I can only date guys with blackberrys
I just decided its a new prereq to talk to me
Slept with that guy from the bar last night. Only got 2 1/2 hours of sleep. Eyes were so bloodshot this morning that the principal sent me home b/c she thought I had pink eye. God I love teaching elementary school...
9 of the 12 girls i had sex with in college are on facebook
it was an ugly road back then. i'm sure time hasn't been friendly.
we are learning about oedipus in english. fuck you for making this awkward for me
i'm using my hot pot to make jello shots in a muffin tin. i'm never ever graduating.
We met at my place after separate parties but the condom wrapper was red with hearts and said love. Does that count as a romantic date?
Oh btw I took the eighth out of the plastic wrap so I could use it to wrap my red pepper. This can be seen as either pathetic or resourceful.
she called for a booty call so i sent mike as my stunt double
So this 40 year old woman was trying to bring me into the bathroom to blow me and the bartender called the cops on her because she was showing her tits. Only in asbury.
He wanted me to strip for him. I told him that we aren't at that serious of a fuck buddy relationship yet
Did my married ex-boyfriend really tell me that he prays for me?
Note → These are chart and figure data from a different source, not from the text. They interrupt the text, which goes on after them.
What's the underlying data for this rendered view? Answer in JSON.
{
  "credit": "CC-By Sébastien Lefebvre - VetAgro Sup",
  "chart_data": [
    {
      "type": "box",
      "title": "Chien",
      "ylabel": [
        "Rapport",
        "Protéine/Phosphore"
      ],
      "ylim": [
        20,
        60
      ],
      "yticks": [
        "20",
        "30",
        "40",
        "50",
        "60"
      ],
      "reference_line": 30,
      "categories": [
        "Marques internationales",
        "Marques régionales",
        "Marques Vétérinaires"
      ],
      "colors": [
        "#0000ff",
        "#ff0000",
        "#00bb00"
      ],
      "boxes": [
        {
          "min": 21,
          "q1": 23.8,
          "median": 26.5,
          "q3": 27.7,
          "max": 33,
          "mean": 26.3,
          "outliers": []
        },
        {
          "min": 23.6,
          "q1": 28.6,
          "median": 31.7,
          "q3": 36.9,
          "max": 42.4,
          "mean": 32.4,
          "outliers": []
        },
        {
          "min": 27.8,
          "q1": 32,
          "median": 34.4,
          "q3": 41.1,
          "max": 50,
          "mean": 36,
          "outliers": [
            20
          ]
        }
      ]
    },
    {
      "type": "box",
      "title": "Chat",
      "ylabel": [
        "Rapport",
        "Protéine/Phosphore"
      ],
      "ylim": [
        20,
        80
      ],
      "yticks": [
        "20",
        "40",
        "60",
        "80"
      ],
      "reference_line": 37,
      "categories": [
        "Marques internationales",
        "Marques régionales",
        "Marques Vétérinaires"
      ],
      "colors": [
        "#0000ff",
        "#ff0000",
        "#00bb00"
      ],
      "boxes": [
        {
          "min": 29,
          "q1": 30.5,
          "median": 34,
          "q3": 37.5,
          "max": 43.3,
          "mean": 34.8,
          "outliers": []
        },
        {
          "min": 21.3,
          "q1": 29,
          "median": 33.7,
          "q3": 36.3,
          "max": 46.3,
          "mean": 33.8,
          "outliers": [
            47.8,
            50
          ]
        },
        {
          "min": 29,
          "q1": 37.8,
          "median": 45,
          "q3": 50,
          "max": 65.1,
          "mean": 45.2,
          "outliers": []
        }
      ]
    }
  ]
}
Fucking Judas
Next time you have him paint you an outfit so you can do you walk the street naked TAKE A SHOWER BEFORE YOU GET IN THE BED. MY sheets look like like an acid trip
wait he has a twin??? which one did you fuck
yes
I feel like hooking up with you on my floor, sneaking out my window and jumping a fence is an effort that deserves a happy birthday.
Got her pregnant in a minivan. Circle of life.